Driscoll told Mars Hill today, "I suspect when I'm old, I'll be known for many things: some good, and some not so good. But I hope that the longer God leaves me on this earth, the more I'll be known for one thing that I loved: that I loved Jesus and his church... I may be an author, speaker, thought provoker, but in the deepest recesses of my heart, I'm a local church pastor and that's what I want to give the rest of my life for.”
His final words to Mars Hill:
As I look forward to the future—and I do look forward to it—I believe the Lord has shown me I am to do two things with the rest of my life: love my family, and teach the Bible. I deeply love my family and our church family and am seeking the Lord for how to have a godly and loving future that is not just sustainable but fruitful.
Finally, I want to say to our Mars Hill family—past and present, I’m very sorry. I’m sorry for the times I have been angry, short, or insensitive. I’m sorry for anything I’ve done to distract from our mission by inviting criticism, controversy or negative media attention.
God has broken me many times in recent years by showing me where I have fallen short, and while my journey, at age 43, is far from over, I believe He has brought me a long way from some days I am not very proud of, and is making me more like Him every day. The gospel is powerfully at work in me, your pastor, thanks to the faithfulness of our Senior Pastor Jesus Christ, and the best thing for us each to do is look to Him and point others to Him.
Thank you Mars Hill. I love you.
- I have submitted to the process prescribed by our church Bylaws as overwhelmingly approved by our entire Eldership for addressing accusations against me. I invite this process, rather than debating accusations and issues in social media or the court of public opinion. A report on this process will be presented when it has been completed.
- I have requested a break for processing, healing, and growth for a minimum of six weeks while the leadership assigned by our bylaws conduct a thorough examination of accusations against me.

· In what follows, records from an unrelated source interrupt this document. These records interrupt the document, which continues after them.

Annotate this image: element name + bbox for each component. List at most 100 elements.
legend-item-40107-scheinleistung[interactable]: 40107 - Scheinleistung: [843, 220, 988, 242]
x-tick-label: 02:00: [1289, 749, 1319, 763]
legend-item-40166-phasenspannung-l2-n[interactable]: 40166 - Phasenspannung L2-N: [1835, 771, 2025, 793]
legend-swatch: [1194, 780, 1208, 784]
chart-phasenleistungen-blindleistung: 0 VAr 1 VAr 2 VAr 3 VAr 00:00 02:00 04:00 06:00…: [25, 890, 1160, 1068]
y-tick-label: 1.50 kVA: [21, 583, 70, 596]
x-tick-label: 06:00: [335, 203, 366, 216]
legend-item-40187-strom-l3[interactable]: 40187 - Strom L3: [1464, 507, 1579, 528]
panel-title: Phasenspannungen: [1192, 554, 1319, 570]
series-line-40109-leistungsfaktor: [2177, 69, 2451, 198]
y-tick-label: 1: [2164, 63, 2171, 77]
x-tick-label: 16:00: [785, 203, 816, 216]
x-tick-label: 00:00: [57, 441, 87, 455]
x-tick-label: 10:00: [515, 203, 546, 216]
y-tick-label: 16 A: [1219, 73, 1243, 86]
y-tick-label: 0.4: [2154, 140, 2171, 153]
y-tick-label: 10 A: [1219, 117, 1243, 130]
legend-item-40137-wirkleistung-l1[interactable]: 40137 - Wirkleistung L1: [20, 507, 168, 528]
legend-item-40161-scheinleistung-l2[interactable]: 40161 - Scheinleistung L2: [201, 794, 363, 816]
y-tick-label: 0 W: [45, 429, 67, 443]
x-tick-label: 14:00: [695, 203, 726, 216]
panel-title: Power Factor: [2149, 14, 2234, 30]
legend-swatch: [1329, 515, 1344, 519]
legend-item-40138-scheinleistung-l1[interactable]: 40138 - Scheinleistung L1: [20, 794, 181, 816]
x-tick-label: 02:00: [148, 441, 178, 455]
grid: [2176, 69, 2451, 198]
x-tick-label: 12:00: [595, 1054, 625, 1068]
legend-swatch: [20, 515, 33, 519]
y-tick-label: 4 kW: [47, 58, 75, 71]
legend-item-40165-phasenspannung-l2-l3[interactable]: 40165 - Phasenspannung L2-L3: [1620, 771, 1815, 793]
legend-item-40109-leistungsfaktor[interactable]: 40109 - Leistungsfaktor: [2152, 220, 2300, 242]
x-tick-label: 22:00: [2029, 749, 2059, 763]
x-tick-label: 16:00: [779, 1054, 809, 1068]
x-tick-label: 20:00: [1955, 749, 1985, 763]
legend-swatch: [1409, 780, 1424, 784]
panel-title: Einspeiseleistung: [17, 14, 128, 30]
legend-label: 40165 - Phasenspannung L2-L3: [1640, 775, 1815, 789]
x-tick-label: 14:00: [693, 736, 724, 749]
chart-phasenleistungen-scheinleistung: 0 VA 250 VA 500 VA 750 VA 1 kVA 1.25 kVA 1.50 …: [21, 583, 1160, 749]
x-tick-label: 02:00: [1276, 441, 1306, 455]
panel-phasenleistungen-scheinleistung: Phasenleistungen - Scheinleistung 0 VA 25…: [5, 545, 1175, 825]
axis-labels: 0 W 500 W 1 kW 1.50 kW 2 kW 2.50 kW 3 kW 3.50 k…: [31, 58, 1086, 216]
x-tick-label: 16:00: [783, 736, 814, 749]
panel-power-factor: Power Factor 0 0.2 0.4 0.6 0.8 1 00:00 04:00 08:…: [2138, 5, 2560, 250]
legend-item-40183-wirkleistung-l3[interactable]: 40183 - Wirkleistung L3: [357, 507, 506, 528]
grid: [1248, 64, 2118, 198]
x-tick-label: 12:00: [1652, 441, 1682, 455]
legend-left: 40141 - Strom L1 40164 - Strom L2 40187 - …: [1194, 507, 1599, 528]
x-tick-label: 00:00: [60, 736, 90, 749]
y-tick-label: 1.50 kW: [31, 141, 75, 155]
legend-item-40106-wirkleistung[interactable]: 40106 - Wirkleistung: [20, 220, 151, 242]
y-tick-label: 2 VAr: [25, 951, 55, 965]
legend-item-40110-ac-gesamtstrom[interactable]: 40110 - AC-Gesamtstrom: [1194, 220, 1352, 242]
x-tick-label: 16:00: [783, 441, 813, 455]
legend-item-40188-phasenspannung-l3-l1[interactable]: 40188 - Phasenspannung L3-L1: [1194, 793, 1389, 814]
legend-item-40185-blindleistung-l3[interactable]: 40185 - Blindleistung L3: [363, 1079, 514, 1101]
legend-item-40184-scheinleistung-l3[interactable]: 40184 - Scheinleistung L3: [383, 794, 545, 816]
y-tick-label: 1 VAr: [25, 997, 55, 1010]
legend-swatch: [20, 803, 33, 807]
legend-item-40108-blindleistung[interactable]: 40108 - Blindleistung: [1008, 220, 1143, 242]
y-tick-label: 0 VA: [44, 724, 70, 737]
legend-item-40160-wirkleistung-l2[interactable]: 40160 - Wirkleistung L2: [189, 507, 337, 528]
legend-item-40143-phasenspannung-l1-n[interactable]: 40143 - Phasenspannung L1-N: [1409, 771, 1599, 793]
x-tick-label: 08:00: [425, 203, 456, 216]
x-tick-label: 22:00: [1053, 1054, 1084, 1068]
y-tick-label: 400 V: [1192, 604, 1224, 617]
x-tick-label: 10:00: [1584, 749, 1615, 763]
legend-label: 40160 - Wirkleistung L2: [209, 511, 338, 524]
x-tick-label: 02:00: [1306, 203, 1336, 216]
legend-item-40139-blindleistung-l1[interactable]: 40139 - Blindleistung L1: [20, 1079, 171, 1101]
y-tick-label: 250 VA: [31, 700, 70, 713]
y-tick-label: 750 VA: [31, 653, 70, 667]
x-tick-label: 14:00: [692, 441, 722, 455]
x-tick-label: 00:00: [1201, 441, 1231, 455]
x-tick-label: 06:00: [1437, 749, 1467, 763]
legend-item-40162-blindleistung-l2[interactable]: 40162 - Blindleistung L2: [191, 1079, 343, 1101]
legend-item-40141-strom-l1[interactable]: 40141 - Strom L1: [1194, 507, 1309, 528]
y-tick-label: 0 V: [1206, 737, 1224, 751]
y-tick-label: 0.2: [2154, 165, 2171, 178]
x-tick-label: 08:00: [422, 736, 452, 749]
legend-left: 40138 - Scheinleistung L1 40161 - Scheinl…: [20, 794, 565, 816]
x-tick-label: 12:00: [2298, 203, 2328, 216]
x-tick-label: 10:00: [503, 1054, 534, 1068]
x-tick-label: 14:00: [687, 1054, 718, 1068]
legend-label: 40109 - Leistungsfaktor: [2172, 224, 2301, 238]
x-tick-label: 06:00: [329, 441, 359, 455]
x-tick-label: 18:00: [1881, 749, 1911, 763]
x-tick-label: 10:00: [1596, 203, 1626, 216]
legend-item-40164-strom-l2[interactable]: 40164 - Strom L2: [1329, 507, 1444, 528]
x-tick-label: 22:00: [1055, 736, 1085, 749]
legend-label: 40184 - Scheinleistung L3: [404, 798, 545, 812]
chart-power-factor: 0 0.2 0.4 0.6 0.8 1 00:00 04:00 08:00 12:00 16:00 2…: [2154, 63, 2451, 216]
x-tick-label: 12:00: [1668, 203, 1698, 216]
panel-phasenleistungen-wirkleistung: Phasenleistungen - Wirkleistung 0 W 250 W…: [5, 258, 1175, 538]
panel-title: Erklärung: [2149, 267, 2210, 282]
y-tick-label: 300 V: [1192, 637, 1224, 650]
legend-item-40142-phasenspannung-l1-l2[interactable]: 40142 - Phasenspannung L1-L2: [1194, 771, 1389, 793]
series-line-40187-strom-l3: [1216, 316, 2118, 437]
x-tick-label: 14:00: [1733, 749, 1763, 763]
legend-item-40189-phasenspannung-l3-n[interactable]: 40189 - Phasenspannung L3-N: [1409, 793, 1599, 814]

I believe their review can best be performed without me being in the pulpit or the office, and they have agreed to this arrangement.
- During this time Pastor Dave and our lead pastors will share the preaching responsibilities, along with their other pastoral responsibilities. I am grateful that we have a team of godly leaders that are trustworthy and love you. They will continue in 1 John for our series “Love One Another”.
- I will use this time to continue to seek the Lord about His plans for me and for this and the next season of life for Mars Hill. I will also use it to spend more time with God, my wife, and our children.
- As a general rule, I will respond to little if any criticism of me in the media, on social media, blogs, open letters, etc. Conducting church business and biblical conflict resolution through media channels is not healthy and is more likely to prove unproductive at best, and destructive and dishonoring to the Lord at worst.
- I will not be doing any outside speaking for the foreseeable future.
- I have asked our Board of Advisors and Accountability to strengthen our board by adding members to it, and they are in the process of doing so with local members being our first choice. I have agreed to postpone the publication of my next book until a future season, to be determined.
- I have begun meeting with a professional team of mature Christians who provide wise counsel to help further my personal development and maturity before God and men. I have never taken an extended focused break like this in my 18 years as your pastor, and it is not a vacation but rather a time to focus on deep work in my soul in the areas of processing, healing, and growing.